Of course, hitting quarterly targets is important, but people in routes to market should beware of the short-term mind set.  Focus entirely on quarterly results, and you are likely to damage relationships and destroy value. Above all, you limit your ability to set the agenda and put clear water between your company and the competition. I see this happening time and time again – particularly in the IT and telecom industry.  Many companies pay lip-service to long-term plans and strategies, only to throw everything out of the window when they get to a tough quarter end. 

Often older industries show the way.  For instance, in this issue we look at how John Deere works with its dealer network to make decisions and then build consensus before new product or marketing launches.  Major initiatives are always piloted and tested first. Dealer testimonials from successful pilots are then used to launch programmes to the wider dealer network.  Yes, it is a time consuming process, but it builds trust.  And that is a commodity which other suppliers often find is in short supply around launch time - however much they spend on hoop-la and fireworks.

Training is another area where long-term thinking pays off.

Most suppliers could benefit from taking a good hard look at the partner training programmes put in place by earth-moving giant Caterpillar.  Cat takes the training of its 90,000 worldwide dealer employees so seriously that it actually monitors the individual needs of each and every dealer salesman and technician every year. That builds huge competence. Just think about the sort of service levels Cat dealers must be delivering and the long-term impact of all that on the brand.
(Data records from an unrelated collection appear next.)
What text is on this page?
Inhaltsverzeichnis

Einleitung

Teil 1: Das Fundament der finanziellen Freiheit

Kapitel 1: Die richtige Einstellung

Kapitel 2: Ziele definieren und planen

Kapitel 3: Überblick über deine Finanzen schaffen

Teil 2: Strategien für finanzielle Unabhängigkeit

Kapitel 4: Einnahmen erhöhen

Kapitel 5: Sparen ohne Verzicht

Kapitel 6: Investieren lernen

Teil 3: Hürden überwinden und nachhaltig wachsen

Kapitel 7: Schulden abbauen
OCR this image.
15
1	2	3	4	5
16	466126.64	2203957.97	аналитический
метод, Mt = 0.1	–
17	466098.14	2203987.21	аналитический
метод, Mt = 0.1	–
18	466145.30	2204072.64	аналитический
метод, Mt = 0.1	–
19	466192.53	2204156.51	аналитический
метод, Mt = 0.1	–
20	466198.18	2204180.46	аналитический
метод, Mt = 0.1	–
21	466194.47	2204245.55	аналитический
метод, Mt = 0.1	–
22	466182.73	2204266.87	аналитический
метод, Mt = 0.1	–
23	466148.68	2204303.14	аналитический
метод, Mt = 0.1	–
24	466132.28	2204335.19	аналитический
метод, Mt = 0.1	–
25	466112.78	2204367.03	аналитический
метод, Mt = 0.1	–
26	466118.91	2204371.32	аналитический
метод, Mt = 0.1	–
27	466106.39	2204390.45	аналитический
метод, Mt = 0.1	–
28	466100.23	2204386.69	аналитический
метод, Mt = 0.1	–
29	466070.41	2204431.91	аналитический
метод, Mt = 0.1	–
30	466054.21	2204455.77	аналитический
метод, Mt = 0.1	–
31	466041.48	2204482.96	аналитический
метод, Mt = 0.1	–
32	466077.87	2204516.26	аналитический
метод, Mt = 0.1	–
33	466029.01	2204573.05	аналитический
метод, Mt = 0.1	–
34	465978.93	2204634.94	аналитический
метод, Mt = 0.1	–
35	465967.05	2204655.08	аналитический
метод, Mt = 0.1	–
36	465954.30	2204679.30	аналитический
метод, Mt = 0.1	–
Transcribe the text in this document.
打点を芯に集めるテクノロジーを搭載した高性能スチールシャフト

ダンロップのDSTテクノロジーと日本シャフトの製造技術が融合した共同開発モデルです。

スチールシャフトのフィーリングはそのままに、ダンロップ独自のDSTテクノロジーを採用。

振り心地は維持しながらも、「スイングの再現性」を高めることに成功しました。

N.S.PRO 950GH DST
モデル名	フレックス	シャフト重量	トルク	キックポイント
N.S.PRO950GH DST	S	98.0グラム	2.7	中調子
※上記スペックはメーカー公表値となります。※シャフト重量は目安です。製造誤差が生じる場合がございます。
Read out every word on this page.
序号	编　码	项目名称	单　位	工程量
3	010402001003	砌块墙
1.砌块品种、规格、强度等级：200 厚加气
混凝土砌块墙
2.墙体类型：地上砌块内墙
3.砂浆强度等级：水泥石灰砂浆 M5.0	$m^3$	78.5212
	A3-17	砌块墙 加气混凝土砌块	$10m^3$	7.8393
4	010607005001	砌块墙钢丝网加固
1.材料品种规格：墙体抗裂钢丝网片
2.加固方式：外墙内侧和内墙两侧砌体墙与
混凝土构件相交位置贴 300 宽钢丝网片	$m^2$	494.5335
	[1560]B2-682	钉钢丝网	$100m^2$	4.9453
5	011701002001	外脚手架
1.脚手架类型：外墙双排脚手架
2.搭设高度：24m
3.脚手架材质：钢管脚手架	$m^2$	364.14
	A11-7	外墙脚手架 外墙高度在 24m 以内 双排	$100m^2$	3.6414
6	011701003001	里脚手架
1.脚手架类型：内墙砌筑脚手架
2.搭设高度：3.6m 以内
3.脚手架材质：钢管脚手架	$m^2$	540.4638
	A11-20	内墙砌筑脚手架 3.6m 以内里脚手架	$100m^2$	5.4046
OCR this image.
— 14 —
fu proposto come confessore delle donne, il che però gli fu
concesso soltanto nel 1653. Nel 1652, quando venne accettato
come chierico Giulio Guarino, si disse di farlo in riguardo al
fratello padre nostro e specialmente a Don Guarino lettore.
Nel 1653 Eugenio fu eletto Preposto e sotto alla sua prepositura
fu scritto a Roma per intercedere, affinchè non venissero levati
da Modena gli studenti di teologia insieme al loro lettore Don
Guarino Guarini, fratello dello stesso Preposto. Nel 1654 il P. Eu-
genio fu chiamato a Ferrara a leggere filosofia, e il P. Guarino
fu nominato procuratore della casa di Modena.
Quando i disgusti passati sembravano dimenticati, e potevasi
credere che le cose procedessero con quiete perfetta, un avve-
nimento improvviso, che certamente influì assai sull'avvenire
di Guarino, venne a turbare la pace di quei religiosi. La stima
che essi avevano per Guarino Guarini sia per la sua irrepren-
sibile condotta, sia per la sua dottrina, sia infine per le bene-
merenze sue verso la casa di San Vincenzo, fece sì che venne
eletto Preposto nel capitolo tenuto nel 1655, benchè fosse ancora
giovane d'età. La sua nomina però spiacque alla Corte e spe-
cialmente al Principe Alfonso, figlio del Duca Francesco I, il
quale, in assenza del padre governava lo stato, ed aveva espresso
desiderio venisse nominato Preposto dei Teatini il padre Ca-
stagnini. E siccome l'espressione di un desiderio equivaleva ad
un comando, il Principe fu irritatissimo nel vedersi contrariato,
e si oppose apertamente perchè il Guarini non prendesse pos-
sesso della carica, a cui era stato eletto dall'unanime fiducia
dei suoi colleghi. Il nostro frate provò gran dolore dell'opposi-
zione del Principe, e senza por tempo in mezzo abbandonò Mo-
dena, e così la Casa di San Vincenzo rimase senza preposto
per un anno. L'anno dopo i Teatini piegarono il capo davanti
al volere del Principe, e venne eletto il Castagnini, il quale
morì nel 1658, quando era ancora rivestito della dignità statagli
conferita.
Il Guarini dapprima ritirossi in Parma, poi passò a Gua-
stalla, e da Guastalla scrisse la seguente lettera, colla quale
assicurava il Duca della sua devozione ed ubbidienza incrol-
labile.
Contrast that to the short-termist approach adopted by many suppliers who perceive training their channel as little more than one day product-centric seminars on the features and benefits of the latest launch. This simply does not work. It does not build the dealer salesforce’s skills nor are attendees likely to retain much of the information.

Looking long-term calls for self-confidence, a willingness to think outside the box and, crucially, accurate ways of measuring returns. 

In the absence of these qualities, results tend to be self-fulfilling. A classic example of this is the way suppliers at the RTMA’s summer retail conference said that the profitability of the retail channel was too low for them to be able to afford to put their best account managers in the area!  How can you expect to move away from confrontational buy/sell relationships with retail buyers if you persist in using junior, unskilled and ungifted account managers?  As you sow, so shall you reap.

I passionately believe in the importance of taking the longer-term view. In fact I would say it is the hallmark of a senior executive who is doing his or her job properly.  So here are two questions to ask yourself: "What should I change over the next 2-3 years?" and  "How much time can I spend on it?"